|
|
|
|
|
by sheetjs
1753 days ago
|
|
Pre-Unicode issues still haunt us today, kept alive by various file formats that rely on system encoding. Under the Apple "Mac-Roman" encoding [1], the standard MacOS encoding before OSX switched to Unicode, byte 0xBD currently is capital omega (U+03A9 Ω). However, in the original 1994 release of the character set, they erroneously mapped to the ohm sign (U+2126 Ω) Apple eventually fixed this in 1997, as noted in the changelog: # n04 1997-Dec-01 Update to match internal utom<n3>, ufrm<n22>:
# Change standard mapping for 0xBD from U+2126
# to its canonical decomposition, U+03A9.

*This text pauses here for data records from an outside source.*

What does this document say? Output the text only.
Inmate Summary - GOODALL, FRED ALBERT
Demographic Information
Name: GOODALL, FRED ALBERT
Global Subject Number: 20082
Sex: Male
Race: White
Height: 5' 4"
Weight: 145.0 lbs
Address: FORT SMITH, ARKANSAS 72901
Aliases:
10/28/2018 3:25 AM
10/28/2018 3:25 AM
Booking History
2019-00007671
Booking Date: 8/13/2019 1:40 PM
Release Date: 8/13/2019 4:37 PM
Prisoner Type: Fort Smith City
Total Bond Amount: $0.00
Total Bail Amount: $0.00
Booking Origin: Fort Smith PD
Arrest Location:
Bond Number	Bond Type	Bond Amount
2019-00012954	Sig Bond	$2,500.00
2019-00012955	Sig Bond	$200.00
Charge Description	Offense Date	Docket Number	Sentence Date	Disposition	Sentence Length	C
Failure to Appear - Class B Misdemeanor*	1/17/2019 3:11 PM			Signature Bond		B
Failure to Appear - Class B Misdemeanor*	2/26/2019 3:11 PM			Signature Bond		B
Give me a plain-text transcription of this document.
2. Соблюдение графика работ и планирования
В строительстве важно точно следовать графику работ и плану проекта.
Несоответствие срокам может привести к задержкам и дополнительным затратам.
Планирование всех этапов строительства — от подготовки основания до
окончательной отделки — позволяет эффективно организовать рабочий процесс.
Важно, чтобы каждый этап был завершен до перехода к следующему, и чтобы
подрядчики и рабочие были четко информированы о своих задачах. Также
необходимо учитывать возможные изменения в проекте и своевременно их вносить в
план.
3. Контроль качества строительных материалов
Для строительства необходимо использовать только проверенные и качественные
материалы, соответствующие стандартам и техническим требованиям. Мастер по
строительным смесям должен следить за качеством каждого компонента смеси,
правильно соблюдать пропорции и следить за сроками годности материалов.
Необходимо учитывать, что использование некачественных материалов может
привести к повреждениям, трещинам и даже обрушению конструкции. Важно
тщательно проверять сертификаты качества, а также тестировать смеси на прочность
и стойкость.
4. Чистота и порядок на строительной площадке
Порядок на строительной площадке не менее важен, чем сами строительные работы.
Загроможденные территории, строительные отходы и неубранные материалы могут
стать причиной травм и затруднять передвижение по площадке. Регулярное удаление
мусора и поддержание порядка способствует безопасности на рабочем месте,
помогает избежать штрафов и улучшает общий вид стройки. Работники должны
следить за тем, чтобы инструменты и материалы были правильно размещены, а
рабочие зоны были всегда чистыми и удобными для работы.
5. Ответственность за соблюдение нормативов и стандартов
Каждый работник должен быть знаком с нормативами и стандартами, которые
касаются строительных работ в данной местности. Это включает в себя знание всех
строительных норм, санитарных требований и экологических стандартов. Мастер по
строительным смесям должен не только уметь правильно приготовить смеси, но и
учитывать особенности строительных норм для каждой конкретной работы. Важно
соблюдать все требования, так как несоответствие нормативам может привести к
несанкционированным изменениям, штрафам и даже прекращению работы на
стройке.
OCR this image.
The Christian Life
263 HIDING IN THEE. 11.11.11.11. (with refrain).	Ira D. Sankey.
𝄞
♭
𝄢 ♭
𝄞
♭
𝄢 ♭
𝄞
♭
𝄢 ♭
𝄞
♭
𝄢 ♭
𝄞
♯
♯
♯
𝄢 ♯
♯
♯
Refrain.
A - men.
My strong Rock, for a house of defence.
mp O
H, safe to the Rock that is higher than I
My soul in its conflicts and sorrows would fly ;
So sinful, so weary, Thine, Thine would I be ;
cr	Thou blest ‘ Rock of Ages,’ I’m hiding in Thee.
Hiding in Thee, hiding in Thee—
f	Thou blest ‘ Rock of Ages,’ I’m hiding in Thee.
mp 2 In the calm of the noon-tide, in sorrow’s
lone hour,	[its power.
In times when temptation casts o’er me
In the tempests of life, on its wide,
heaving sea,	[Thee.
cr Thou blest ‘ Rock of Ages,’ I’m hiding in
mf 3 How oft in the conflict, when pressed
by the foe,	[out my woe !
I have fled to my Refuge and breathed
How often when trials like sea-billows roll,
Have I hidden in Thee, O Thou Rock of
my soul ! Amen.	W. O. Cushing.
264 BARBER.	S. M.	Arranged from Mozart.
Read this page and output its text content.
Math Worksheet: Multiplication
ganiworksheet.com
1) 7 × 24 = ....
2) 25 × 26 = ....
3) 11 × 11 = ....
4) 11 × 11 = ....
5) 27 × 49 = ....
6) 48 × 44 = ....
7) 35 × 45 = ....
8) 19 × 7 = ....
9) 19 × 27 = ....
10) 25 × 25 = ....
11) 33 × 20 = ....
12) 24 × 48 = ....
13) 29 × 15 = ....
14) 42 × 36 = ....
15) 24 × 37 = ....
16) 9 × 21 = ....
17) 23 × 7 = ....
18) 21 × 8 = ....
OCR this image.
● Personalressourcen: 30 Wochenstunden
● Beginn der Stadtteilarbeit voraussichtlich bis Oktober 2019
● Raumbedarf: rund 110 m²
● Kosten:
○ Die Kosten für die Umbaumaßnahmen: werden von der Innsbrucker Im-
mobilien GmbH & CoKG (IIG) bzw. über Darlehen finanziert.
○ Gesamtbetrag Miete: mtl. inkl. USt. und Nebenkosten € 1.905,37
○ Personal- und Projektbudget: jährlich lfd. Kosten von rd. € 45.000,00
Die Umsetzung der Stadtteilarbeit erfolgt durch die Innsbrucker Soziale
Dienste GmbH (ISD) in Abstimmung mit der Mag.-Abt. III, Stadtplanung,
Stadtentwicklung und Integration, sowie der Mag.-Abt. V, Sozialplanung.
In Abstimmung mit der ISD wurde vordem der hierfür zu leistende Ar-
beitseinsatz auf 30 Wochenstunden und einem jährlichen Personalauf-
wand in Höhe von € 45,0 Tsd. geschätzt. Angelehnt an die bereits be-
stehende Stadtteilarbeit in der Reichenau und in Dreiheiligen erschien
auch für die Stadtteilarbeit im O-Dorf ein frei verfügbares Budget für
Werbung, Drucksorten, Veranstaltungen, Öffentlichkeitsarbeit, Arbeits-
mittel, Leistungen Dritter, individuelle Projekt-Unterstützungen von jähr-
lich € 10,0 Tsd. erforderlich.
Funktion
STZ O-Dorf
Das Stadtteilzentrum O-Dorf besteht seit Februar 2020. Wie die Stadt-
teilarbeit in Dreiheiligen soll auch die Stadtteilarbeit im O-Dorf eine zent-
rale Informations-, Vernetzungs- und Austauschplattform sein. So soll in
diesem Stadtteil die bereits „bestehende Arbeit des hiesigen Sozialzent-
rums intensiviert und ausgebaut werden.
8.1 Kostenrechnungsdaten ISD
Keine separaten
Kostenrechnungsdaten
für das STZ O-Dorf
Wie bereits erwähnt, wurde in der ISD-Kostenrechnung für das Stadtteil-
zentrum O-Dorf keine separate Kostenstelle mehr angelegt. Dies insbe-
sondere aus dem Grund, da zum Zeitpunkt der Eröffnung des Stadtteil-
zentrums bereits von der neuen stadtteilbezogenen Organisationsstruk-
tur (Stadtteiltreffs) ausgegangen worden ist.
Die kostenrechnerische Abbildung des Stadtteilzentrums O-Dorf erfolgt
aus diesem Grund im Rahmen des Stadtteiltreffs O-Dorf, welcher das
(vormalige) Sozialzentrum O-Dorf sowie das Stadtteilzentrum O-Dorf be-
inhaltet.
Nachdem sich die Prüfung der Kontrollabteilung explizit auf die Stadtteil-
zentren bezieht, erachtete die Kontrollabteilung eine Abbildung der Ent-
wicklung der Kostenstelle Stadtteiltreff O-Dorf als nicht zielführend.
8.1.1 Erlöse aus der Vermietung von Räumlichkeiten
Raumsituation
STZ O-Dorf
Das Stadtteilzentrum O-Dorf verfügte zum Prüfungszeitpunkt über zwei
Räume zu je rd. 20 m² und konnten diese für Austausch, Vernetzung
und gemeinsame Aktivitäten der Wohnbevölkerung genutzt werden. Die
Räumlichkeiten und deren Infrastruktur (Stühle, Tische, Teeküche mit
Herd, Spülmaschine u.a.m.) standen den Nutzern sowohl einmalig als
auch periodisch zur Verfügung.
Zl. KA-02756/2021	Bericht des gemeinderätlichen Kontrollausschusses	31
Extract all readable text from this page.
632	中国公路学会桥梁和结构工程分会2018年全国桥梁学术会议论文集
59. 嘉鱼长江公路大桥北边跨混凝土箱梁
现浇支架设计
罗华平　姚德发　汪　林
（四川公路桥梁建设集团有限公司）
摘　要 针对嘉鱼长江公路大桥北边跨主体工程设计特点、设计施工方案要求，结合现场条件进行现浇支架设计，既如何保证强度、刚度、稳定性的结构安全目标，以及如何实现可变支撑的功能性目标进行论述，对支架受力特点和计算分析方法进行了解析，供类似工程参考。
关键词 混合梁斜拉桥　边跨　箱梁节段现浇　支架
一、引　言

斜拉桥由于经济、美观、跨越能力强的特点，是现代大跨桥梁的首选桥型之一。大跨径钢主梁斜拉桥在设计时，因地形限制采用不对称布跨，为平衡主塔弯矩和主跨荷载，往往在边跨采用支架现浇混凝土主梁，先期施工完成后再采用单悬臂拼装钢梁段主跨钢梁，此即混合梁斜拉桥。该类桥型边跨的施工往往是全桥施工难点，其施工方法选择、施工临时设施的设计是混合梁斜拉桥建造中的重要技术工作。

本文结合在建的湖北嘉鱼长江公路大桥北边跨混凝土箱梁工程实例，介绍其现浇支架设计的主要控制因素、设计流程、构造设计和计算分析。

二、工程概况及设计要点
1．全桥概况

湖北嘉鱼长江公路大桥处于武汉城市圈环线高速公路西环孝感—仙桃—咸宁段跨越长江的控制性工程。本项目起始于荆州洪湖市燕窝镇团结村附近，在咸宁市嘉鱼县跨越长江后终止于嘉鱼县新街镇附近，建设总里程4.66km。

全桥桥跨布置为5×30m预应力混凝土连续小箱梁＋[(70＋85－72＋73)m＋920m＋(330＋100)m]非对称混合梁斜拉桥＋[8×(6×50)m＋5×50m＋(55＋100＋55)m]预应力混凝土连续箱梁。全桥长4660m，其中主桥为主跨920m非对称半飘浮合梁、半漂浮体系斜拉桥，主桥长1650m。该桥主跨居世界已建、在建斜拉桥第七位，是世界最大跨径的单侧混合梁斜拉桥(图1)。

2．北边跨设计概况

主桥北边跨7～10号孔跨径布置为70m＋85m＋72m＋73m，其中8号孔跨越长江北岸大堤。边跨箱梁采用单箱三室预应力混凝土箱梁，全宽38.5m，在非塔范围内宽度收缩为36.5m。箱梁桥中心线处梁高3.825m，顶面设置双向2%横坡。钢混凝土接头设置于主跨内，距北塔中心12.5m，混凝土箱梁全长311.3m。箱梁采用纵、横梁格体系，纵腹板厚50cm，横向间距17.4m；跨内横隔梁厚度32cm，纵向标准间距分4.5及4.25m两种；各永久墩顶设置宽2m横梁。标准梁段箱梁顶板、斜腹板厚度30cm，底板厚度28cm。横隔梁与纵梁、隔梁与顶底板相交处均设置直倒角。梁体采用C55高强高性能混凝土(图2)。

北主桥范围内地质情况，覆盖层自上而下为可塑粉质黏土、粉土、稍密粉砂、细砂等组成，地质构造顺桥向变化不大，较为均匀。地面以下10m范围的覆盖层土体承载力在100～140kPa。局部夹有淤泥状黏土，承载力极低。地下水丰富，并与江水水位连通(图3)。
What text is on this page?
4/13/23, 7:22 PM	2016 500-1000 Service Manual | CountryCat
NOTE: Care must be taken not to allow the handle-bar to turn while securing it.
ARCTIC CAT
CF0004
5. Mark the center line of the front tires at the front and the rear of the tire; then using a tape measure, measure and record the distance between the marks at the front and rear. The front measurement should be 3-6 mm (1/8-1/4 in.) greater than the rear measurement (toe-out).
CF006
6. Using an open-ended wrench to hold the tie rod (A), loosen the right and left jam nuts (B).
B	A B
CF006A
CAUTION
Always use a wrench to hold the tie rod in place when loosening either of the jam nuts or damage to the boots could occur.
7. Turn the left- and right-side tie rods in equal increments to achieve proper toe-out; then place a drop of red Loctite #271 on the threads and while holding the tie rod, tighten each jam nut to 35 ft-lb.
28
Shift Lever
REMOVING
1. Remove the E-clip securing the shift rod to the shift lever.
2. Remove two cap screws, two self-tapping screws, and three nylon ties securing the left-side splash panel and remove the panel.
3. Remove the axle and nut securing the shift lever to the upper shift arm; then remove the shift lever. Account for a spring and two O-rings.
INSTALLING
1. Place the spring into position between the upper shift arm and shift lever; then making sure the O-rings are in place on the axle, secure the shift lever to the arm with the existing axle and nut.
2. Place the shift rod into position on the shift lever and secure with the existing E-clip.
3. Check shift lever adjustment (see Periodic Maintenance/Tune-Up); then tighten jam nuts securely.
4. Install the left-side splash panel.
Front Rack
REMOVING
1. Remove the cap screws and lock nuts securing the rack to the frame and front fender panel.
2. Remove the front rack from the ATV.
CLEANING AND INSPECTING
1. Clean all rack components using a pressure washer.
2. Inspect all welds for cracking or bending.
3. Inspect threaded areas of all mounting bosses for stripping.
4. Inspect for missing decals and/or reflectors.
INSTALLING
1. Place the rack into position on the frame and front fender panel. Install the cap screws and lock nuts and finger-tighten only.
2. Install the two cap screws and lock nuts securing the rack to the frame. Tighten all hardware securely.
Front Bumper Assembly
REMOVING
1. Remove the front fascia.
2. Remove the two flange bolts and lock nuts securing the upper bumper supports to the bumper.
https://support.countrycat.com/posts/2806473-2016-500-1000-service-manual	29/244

However, in 1996, Microsoft copied over the mac encoding to CP10000 using the incorrect character [2]. Unfortunately the codepage was not corrected when Apple realized their mistake.This discrepancy leads to a huge number of strange issues with various versions of Excel for Mac (BOM-less CSV, SYLK and other plaintext formats default to system encoding) and other software that use Microsoft's interpretation of Apple's Mac-Roman encoding rather than Apple's official character set mapping. [1] http://www.unicode.org/Public/MAPPINGS/VENDORS/APPLE/ROMAN.T... [2] http://www.unicode.org/Public/MAPPINGS/VENDORS/MICSFT/MAC/RO... |
|